Here is a simple loop that reads and echoes incoming audio:
Note that if you don't use headphones, you'll get feedback because the audio coming from the speakers is picked up by the microphone and appears in the next incoming audio buffer. (The frequency of the feedback depends on the overall delay in the system, which is determined in part by the audio buffer size.) The stop button stops the audio thread, so you can quickly silence feedback or other painful sounds when things go wrong. :-) You seldom need to use the "close audio" block, since the stop button does that.
The "fft" block takes an audio buffer and returns the lower half of the discrete Fourier transform of that buffer (the upper half of the Fourier transform is just a reflection of the lower half). The Fourier transform gives you a breakdown of the frequencies that were present in that buffer of sound. The first element is the constant offset (sometimes called the "D.C." component) which is typically close to zero and, in any case, not usually of interest. The next component is for a frequency that would fit one cycle of a sine wave into a sound buffer. To figure out what that frequency is, you divide the sampling rate by the buffer size.
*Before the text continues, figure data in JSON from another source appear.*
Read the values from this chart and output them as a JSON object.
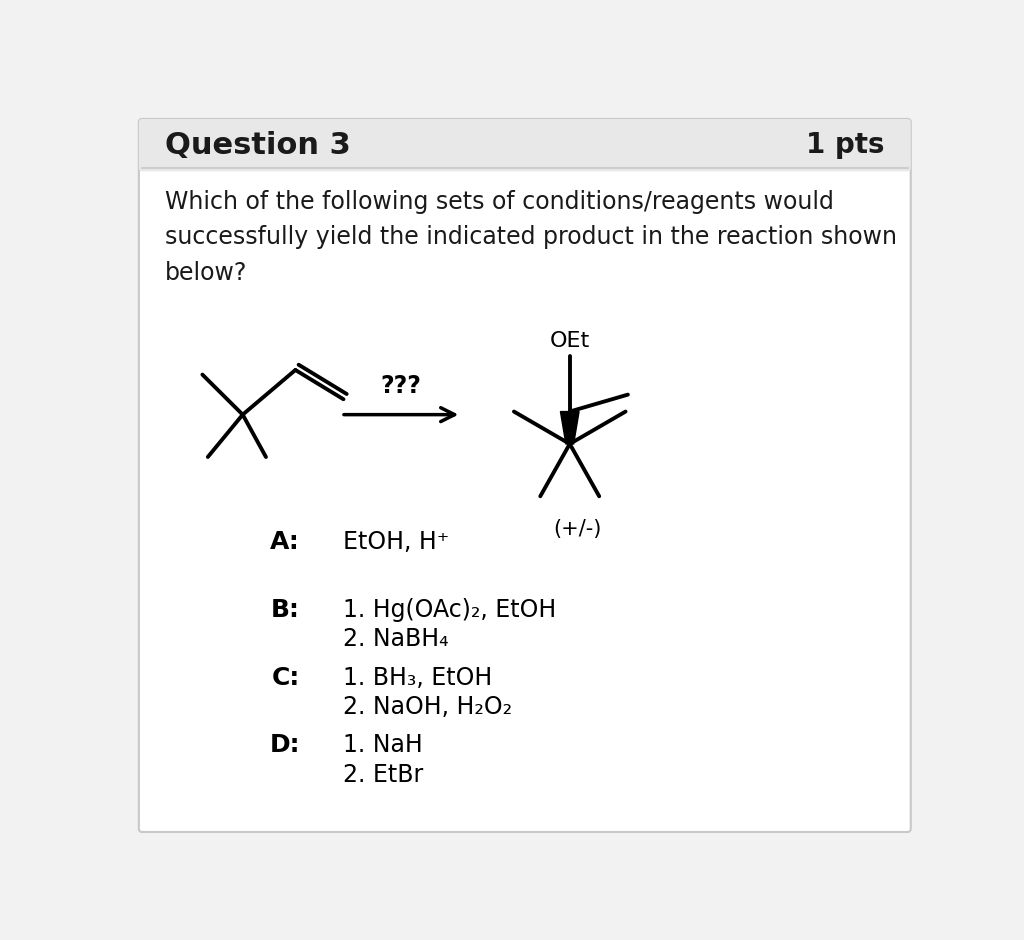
{
  "title": "Question 3",
  "pts": "1 pts",
  "question_text": "Which of the following sets of conditions/reagents would\nsuccessfully yield the indicated product in the reaction shown\nbelow?",
  "arrow_label": "???",
  "product_label": "(+/-)",
  "product_top_label": "OEt",
  "options": [
    {
      "label": "A:",
      "line1": "EtOH, H⁺",
      "line2": null
    },
    {
      "label": "B:",
      "line1": "1. Hg(OAc)₂, EtOH",
      "line2": "2. NaBH₄"
    },
    {
      "label": "C:",
      "line1": "1. BH₃, EtOH",
      "line2": "2. NaOH, H₂O₂"
    },
    {
      "label": "D:",
      "line1": "1. NaH",
      "line2": "2. EtBr"
    }
  ],
  "bg_color": "#f2f2f2",
  "header_bg": "#e8e8e8",
  "border_color": "#c8c8c8",
  "text_color": "#1a1a1a",
  "body_bg": "#ffffff"
}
For example, with the default sampling rate of 22050 samples/second and buffer size of 2048, it would be 22050 / 2048, or 10.7666 Hz, which is below what humans can usually hear. The next component is double that, 21.53 Hz, and the following component is three times that, 32.23 Hz. The last component is 1023 times that, 11014.2 Hz. You might use this frequency data to make a real-time frequency graph, drive a music visualizer, or perhaps make a tuner for your guitar or ukelele.
(Note for digital audio geeks: The FFT result buffer contains only the magnitudes of the FFT values, so the phase information is lost. That means you can't use the "fft" block to do a reverse FFT, as one might do in advanced audio applications like sound codecs or vocoders. However, the "fft" block makes it much easier to simply get and use the frequency spectrum for a sound buffer.)